About 1968, the regional A.I.A. held its annual meeting at Tan-Tar-A, a resort at Lake of the Ozarks. A few of us went as student representatives but Fred also gave me a letter of introduction to some of his earlier clients in Springfield, Missouri. Mrs Shellabarger, Gladys, was from there. I remember being welcomed into two incredible mid-century modern works that were even closer to the Wrightian ideal I treasured than were the houses in Norman. Here also was the chance to meet satisfied clients who spoke warmly of their relationship with their architect; to truly understand the work, talk to the client.

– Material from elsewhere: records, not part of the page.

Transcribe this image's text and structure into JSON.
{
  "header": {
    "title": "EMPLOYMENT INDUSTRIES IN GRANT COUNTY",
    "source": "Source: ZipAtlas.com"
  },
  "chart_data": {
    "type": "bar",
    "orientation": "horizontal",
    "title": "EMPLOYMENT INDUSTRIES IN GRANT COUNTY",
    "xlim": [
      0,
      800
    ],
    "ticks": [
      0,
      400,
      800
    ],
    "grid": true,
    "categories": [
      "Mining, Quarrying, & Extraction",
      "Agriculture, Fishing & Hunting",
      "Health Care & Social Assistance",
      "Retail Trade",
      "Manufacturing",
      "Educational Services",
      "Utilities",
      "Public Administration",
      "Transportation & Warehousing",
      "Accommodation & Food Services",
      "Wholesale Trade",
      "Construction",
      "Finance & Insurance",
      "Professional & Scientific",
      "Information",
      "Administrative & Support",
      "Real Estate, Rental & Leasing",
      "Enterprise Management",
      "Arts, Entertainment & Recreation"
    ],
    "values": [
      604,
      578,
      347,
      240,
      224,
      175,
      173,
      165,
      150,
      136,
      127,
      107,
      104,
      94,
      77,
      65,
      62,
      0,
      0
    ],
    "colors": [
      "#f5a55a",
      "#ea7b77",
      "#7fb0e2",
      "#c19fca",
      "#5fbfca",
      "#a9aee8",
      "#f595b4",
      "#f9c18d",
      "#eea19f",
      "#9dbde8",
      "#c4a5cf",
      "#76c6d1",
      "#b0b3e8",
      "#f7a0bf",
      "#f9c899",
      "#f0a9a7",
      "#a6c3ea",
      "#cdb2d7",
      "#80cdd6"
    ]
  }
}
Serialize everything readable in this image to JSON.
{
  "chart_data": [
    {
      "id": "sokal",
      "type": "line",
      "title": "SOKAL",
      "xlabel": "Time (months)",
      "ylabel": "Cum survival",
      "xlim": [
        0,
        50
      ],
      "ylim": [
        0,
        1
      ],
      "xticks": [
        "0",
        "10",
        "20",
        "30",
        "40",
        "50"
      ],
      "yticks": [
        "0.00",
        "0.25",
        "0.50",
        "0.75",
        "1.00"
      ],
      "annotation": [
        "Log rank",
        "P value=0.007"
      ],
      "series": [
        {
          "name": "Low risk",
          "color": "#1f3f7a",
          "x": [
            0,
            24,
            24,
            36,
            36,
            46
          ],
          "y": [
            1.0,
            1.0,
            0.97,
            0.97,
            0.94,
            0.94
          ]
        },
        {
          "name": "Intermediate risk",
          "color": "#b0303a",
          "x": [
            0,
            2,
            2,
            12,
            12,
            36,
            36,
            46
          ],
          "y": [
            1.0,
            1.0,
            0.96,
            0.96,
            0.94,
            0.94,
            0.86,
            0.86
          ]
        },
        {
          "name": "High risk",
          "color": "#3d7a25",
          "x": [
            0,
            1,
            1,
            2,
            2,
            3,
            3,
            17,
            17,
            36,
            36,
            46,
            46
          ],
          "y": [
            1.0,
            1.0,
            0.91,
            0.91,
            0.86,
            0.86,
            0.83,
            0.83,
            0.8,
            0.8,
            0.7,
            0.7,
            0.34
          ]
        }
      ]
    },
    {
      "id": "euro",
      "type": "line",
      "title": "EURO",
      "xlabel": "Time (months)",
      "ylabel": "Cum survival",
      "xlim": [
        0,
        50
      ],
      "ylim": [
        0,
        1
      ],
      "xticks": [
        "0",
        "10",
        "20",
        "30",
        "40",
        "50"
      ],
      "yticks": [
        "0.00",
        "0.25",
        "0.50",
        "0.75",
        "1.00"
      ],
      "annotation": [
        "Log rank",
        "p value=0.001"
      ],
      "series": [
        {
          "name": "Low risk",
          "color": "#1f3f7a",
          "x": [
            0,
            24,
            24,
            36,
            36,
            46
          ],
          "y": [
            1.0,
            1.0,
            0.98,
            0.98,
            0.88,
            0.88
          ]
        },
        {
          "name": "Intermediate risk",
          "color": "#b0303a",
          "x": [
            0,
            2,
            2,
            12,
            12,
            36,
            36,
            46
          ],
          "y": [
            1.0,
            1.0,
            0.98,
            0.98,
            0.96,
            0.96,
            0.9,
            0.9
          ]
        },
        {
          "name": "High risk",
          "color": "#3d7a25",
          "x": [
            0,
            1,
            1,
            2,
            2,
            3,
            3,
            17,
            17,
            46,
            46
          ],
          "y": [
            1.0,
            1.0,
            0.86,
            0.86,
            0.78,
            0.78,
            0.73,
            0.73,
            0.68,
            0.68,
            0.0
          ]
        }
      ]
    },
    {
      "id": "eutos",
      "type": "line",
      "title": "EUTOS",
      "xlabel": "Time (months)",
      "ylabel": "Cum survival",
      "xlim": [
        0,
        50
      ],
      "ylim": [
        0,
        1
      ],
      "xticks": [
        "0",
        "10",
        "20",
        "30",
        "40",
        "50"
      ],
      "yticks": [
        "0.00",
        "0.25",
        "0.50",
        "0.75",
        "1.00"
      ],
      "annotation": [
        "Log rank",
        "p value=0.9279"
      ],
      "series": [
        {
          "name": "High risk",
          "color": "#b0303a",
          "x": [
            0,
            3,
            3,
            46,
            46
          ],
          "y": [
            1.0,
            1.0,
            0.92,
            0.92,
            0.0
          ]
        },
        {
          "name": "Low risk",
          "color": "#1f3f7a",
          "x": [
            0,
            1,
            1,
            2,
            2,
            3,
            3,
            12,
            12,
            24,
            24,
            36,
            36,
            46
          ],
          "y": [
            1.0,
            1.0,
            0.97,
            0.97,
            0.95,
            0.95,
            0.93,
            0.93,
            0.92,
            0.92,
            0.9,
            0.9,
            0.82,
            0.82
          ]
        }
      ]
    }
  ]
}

As a faculty member at O.U., Fred taught in three areas: 1) fourth-year design studio, 2) a course that blended interiors and landscape, and 3) the first two of four architectural history courses — Egypt through the Gothic. [William S. Burgett, a.k.a., Billy B, covered Renaissance through Modern, largely I think because he liked saying FRAN•SWAH•PREM•EE•AY instead of Francis the First; Bill was insecure that way.] Shell was the sort of design instructor I’d like to have been: supportive, non-judgmental, prescriptive without being presumptive. Whatever success I may have had came from studio experiences with Fred, Bill and D.B.V., alias Dean Bryant Vollendorf. [More about him another time.] ARCH 273 was the finest design studio experience of my undergraduate life. Fall semester fourth year, it was eighteen weeks of eighteen week-long projects — a Gatling gun of quick intensive studies, assigned on Friday and due the following week, when the next would be assigned. I learned to live with choices made on the fly.

During a crit Shell was poetry with a pencil; ideas flowed with no effort whatsoever, a light lattice-work of lines emerging, one of which eventually became the right one. I’m shocked to realize how, even today, I’m still trying to draw like him. His treatment of architectural history, however, I frankly don’t recall; a lot of slides in a darkened room. If that experience played any role in my eventual career, it was his example that someone could be both an architect and passionate about its history.

I saw Fred briefly in the winter of 1992-1993 when I should have thanked him but didn’t.